Photo courtesy of http://cmcforum.com/
Photo courtesy of http://cmcforum.com/

Came across this great post over on Brian Dollar’s blog about helping children (yes children, NOT teens) deal with pornography. Here’s a clip. Head over to Brian’s blog to read the rest:

I received a tough email from a ministry friend this week.  It said, “I found out Sunday night that an 11 year old girl from my children’s church is addicted to porn. I am totally shocked because she seemed so quiet and shy, I would like to know how to approach her and minister to her.”

Unfortunately, this is a situation that happens more often than we would like to admit.  With the literal explosion of technology (including hand-held mobile devices) in the world of kids in the last five years, children are being exposed (sometimes even accidentally through pop-ups and spam links) to pornography at a very young age.

As Kids Ministry Leaders, it is our responsibility to help parents be prepared for the most likely inevitable moment when their child is exposed to pornography.  It can be devastating to both child and parent.  Some things to keep in mind:

1)  DON’T overreact!
Don’t scream and yell at your child.  They are living in a hyper-sexualized world!  They are being fed a lie every day by society that sex is supposed to be dirty, twisted, and prevalent in their lives.  Is it any wonder that they are drawn to this?  Rather than overreact, have the conversation with them.  Ask questions like “Why do you think your parents don’t want you to view that sort of stuff?”  “What kind of damage do you think it can do to your mind and your heart?”  “Do you think viewing that sort of stuff is pleasing to God or part of His plan for your life?”.  By freaking out, you will cause your child to shut down rather than open up.

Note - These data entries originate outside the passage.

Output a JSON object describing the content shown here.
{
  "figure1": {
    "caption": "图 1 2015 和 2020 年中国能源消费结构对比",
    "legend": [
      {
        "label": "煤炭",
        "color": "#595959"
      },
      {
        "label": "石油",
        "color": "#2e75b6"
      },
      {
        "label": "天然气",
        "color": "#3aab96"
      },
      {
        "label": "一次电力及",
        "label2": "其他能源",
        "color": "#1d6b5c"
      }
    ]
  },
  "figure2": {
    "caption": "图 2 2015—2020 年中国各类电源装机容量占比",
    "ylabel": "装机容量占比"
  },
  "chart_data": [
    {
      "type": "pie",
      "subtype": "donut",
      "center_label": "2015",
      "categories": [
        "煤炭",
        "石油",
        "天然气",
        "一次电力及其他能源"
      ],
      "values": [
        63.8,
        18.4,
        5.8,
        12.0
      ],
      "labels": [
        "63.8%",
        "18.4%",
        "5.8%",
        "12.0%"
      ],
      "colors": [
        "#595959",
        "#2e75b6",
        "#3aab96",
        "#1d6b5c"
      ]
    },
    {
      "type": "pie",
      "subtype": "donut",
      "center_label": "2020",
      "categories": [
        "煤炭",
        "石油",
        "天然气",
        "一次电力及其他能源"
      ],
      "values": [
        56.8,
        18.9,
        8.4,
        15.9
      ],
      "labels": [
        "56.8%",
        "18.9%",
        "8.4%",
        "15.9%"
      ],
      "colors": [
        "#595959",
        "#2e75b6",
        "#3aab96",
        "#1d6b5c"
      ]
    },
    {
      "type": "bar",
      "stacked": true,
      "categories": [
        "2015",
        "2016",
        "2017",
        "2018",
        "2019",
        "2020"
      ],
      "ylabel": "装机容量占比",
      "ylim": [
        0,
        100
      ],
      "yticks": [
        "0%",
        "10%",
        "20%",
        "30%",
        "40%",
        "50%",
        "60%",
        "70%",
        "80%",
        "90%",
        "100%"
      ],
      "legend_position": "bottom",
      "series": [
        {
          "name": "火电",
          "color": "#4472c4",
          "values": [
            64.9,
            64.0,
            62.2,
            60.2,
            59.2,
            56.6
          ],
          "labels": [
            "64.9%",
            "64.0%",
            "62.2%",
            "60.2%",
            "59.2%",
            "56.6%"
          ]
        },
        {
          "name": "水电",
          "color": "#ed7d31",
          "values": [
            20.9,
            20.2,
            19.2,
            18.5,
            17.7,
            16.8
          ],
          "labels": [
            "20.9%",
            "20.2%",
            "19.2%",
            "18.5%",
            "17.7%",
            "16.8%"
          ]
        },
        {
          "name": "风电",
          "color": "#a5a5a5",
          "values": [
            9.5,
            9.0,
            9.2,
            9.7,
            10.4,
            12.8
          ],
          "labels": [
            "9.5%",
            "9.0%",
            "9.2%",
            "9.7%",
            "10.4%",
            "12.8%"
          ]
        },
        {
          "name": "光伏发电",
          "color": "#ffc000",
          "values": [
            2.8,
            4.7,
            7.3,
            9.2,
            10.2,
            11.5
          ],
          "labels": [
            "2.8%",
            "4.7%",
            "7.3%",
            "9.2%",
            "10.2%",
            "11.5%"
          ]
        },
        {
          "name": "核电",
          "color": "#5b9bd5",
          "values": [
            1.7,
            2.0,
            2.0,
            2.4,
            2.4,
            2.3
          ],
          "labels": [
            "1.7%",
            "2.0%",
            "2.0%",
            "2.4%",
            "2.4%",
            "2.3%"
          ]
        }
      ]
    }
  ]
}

2)  Talk about GOD’S design for sex
Sexual urges are not abnormal.  Kids are not “weird” because they were lured into pornography.  God created us as sexual beings.  It wasn’t some sort of accident.  He has a plan for us to enjoy sex in the context of marriage.  He wants us to be wise about our own sexuality and control those urges just as we do other urges (hunger, anger, passion, etc.).  With God’s help, we can grow to become strong men and women who enjoy healthy sexuality as married couples.

Have you every talked to a child about pornography? What are some tips you’d recommend to have this kind of talk in a loving way?